I’ll take whatever you’ve got!
I started by applying for every single research associate, assistant, tech or lab skivvy position I could feasibly do within a 50-mile radius. Hundreds of applications went out. No luck at all. I then opted to focus my attention on the areas that I have the most expertise in. I started to tailor my covering letters much more, to really try to convey my genuine enthusiasm for research.
Interview Jesus cane through and sent me an interview at a lab! An interview that went very well, right up until the rejection email finally came. The feedback confirmed that the interview had indeed gone just as well as I’d assumed, and they explained that ‘despite having been away from lab work for a while’, my knowledge was still excellent. They just thought that I would ‘be better suited to a higher level R&D position’. Did they have any such higher level R&D positions I could be considered for? No. No they did not. Awesome.
As my only successfully-obtained interview in some time, the feedback was pretty damn disappointing to say the least: overqualified, again. However, on the plus side, my scientific knowledge is apparently still there in some form, despite my time away from the lab. All may not be lost and my brain hadn’t completely atrophied and slid out of my ear to form a rather expensive grey gloop on my desk. I just needed to keep looking for those specialist vacancies. (Although with so many people applying for jobs at the time, if you’re not the ideal candidate, it really does feel as though you have very little chance since that psychic, scientifically-adept job-hunter will also be applying for it!)
Since writing this, I’ve landed a job in science writing outside of the traditional MedComms black hole. It’s not research, but I don’t think too many people are going to take on a 33-year-old-used-to-do-research for a PhD — not to mention the pitiful amount of money you get paid as a student. I recently looked at working for a CRO in Huntingdon, and was offered a job in fact. I then found out that after 4–5 years of £17–19k per yer, I might find myself on £25k. Erm, what the what?! Wow thanks, oh and FU.

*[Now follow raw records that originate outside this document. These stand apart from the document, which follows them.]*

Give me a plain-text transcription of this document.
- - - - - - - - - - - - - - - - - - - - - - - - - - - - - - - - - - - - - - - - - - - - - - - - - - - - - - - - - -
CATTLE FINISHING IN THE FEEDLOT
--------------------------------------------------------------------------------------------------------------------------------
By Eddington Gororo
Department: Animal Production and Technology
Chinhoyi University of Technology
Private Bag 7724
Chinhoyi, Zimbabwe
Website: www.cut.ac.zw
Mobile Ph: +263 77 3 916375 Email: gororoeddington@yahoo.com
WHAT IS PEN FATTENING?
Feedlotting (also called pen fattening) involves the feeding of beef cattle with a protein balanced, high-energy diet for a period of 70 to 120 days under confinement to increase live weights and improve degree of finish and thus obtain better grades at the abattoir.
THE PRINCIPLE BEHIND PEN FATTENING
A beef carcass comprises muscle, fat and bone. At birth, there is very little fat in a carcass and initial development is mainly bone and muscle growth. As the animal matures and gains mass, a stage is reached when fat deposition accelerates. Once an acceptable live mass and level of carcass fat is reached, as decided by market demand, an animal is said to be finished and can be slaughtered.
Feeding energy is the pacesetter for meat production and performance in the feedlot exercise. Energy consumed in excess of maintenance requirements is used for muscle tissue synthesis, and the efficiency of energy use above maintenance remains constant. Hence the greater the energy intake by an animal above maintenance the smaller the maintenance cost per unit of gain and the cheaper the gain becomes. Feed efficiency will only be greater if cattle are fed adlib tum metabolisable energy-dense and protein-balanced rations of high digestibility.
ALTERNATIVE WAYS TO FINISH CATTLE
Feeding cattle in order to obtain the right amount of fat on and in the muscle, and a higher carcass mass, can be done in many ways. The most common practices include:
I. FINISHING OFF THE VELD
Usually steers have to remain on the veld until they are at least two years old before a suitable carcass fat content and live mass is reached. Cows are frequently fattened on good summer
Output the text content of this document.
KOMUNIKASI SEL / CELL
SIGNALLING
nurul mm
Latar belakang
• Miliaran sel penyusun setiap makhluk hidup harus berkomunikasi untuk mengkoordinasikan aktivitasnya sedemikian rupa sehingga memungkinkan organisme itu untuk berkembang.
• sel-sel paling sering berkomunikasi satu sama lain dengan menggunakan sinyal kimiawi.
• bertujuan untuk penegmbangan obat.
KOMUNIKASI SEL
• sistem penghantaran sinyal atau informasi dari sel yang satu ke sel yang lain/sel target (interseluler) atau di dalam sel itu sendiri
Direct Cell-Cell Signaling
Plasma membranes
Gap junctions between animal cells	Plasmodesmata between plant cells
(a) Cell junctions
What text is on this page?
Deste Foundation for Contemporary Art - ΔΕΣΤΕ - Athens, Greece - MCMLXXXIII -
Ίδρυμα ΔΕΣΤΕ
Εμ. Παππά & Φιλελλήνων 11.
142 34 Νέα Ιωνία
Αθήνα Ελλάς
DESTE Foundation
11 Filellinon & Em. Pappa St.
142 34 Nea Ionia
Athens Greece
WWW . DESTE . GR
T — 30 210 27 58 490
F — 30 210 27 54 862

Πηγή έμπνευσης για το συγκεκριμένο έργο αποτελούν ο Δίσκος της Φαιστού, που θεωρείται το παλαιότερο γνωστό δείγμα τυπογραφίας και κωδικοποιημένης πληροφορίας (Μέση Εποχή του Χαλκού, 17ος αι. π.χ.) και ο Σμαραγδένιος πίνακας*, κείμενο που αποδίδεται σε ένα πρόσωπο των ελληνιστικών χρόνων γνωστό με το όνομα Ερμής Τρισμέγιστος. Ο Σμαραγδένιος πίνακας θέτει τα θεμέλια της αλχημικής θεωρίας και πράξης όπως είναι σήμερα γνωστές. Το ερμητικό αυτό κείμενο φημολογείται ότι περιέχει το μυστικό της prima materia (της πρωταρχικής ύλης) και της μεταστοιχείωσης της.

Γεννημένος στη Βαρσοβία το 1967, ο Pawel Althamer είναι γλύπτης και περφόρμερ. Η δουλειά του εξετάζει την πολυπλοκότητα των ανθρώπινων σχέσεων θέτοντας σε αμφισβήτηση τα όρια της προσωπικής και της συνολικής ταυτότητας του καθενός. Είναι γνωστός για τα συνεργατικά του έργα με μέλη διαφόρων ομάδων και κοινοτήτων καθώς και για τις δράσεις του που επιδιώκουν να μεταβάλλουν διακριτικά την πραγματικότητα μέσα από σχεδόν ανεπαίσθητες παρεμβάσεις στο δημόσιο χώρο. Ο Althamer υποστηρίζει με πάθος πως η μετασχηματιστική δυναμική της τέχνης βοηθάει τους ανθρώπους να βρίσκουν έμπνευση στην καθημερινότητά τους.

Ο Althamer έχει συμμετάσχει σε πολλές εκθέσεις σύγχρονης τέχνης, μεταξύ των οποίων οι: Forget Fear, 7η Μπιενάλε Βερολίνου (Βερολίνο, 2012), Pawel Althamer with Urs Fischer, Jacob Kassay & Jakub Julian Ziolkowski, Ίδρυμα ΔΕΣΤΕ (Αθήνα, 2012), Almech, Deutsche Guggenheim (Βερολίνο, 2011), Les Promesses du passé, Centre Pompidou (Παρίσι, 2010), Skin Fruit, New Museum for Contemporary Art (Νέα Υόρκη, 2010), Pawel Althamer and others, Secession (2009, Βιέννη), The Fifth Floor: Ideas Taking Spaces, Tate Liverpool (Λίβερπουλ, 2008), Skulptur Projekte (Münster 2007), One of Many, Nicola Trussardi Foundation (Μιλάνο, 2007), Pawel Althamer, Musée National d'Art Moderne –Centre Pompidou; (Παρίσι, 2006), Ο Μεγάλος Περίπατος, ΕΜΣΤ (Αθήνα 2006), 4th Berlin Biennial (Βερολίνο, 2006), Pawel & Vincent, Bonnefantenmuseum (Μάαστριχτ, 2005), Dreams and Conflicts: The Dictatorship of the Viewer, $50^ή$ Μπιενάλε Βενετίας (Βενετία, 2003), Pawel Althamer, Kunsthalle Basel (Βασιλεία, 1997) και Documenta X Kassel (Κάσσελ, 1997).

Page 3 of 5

The problem is that academia is closed to you unless you’ve completed a PhD. Despite any amount of experience you may have acquired (and I’ve acquired a lot), you’ll find it difficult to progress without the ‘doc’. RA and tech positions are essentially dead-end posts and you’re unlikely to ever move towards devising and running your own research plans. The Holy Grail would be one of those rare RA positions that allow you to grab a PhD at the end of x-number of years (and by ‘grab’ I mean work your arse for in between your regular duties).
I can’t afford to live on a PhD studentship at this stage of my life either, even if I did manage to convince someone to take me on — I’m a proper grown-up now with a house and a family and responsibilities like getting life insurance, keeping the car filled up with petrol and putting off doing the gardening. Unless of course the Wellcome Trust open the Re-entry fellowships up to almost-post-docs! Hint hint guys… Convincing people looking for an RA that after two years away from the lab I am indeed still lab-competent is a real challenge.
This somewhat convoluted and wholly harrowing experience has confirmed that nothing other than research will ever provide the equivalent level of job satisfaction; pose the same intellectual and creative challenges; offer the same learning and collaborative opportunities; or allow me to set up customised microscopes to fire lasers at embryos.
My goal is to stay on the lookout for lab-based jobs while using writing to keep the bills paid! So, you got anything for me?